Pronunciamiento de la Academia Nacional de Medicina sobre las políticas públicas dirigidas a adolescentes
Las políticas públicas dirigidas a adolescentes deben sustentarse en evidencia científica y en la protección integral de sus derechos
La Academia Nacional de Medicina de Costa Rica expresa su profunda preocupación y desacuerdo con la propuesta de la Presidencia de la República de trasladar estudiantes de secundaria, especialmente de comunidades en condición de vulnerabilidad social, para hacer recorridos en centros penitenciarios de adultos, en esta ocasión el Centro de Alta Contención contra el Crimen Organizado (CACCO), con el supuesto de desalentar la delincuencia juvenil.
Esta propuesta responde a una lógica de intimidación que ha sido ampliamente estudiada y descartada por la evidencia científica. Las revisiones sistemáticas de mayor calidad metodológica concluyen que los programas conocidos como Scared Straight (Asustar para Enderezar), basados en visitas de adolescentes a centros penitenciarios, no disminuyen la delincuencia juvenil y, por el contrario, aumentan la probabilidad de conductas delictivas posteriores. Lejos de generar procesos de reflexión positiva, la exposición a cárceles de adultos puede normalizar la violencia, fortalecer la identificación con modelos antisociales y aumentar el riesgo psicosocial en jóvenes que ya enfrentan múltiples factores de vulnerabilidad. Por ello, la comunidad científica internacional no recomienda este tipo de intervenciones como política pública.
La Convención sobre los Derechos del Niño establece que toda actuación del Estado debe responder al principio del interés superior del niño y promover su desarrollo integral. De igual manera, el Código de la Niñez y la Adolescencia de Costa Rica reconoce a las personas menores de edad como sujetos plenos de derechos y obliga al Estado a implementar acciones preventivas, educativas y de inclusión social, nunca medidas basadas en la intimidación o el estigma. Estas disposiciones son coherentes con las recomendaciones de organismos como la Organización Mundial de la Salud, UNICEF y la Oficina de las Naciones Unidas contra la Droga y el Delito.
Las Directrices de las Naciones Unidas para la Prevención de la Delincuencia Juvenil (Directrices de Riad) establecen que la prevención debe promover el desarrollo integral de las personas jóvenes mediante políticas sociales, educativas y comunitarias, evitando respuestas basadas en la represión o el estigma. De igual forma, las Reglas de Beijing y las observaciones del Comité de los Derechos del Niño enfatizan que toda intervención dirigida a personas menores de edad debe respetar su dignidad, su desarrollo y su interés superior.

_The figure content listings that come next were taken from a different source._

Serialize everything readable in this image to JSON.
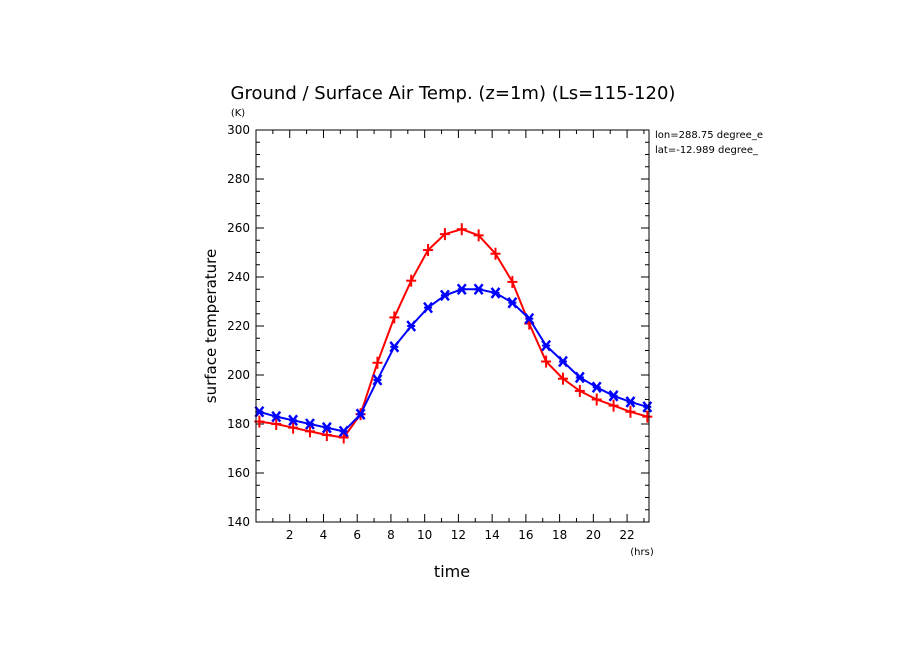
{
  "chart_data": {
    "type": "line",
    "title": "Ground / Surface Air Temp. (z=1m) (Ls=115-120)",
    "xlabel": "time",
    "ylabel": "surface temperature",
    "x_unit": "(hrs)",
    "y_unit": "(K)",
    "xlim": [
      0,
      23.3
    ],
    "ylim": [
      140,
      300
    ],
    "x_ticks": [
      2,
      4,
      6,
      8,
      10,
      12,
      14,
      16,
      18,
      20,
      22
    ],
    "y_ticks": [
      140,
      160,
      180,
      200,
      220,
      240,
      260,
      280,
      300
    ],
    "annotations": [
      "lon=288.75 degree_e",
      "lat=-12.989 degree_"
    ],
    "x": [
      0.2,
      1.2,
      2.2,
      3.2,
      4.2,
      5.2,
      6.2,
      7.2,
      8.2,
      9.2,
      10.2,
      11.2,
      12.2,
      13.2,
      14.2,
      15.2,
      16.2,
      17.2,
      18.2,
      19.2,
      20.2,
      21.2,
      22.2,
      23.2
    ],
    "series": [
      {
        "color": "#ff0000",
        "marker": "plus",
        "values": [
          181,
          180,
          178.5,
          177,
          175.5,
          174.5,
          184,
          205,
          223.5,
          238.5,
          251,
          257.5,
          259.5,
          257,
          249.5,
          238,
          221,
          205.5,
          198.5,
          193.5,
          190,
          187.5,
          185,
          183
        ]
      },
      {
        "color": "#0000ff",
        "marker": "cross",
        "values": [
          185,
          183,
          181.5,
          180,
          178.5,
          177,
          184,
          198,
          211.5,
          220,
          227.5,
          232.5,
          235,
          235,
          233.5,
          229.5,
          223,
          212,
          205.5,
          199,
          195,
          191.5,
          189,
          187
        ]
      }
    ]
  }
}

La adolescencia es una etapa de extraordinaria plasticidad cerebral, caracterizada por la construcción de la identidad, el desarrollo del autocontrol y la consolidación de habilidades socioemocionales. La prevención de la violencia y de la delincuencia requiere intervenciones integrales basadas en factores protectores: educación de calidad, permanencia en el sistema educativo, fortalecimiento familiar, oportunidades de recreación y deporte, acceso a salud mental, prevención del consumo de sustancias psicoactivas, capacitación para el empleo y desarrollo de proyectos de vida.
Resulta especialmente preocupante que la propuesta se dirija hacia estudiantes de comunidades vulnerables, reforzando procesos de estigmatización y discriminación que pueden profundizar la exclusión social. Ningún adolescente debe ser considerado potencial delincuente por el hecho de vivir en condiciones de pobreza o exclusión.
La Academia Nacional de Medicina de Costa Rica, hace un respetuoso llamado a las autoridades nacionales para que las políticas orientadas a prevenir la violencia juvenil se construyan con base en el conocimiento científico, la salud pública, la educación y la protección de los derechos humanos.
Reitera además su disposición para contribuir, desde el conocimiento científico y la experiencia técnica, al diseño de políticas públicas eficaces y respetuosas de la dignidad humana.
La delincuencia juvenil no se previene sembrando miedo; se previene creando oportunidades, fortaleciendo los factores protectores y garantizando que cada adolescente pueda desarrollar plenamente su proyecto de vida.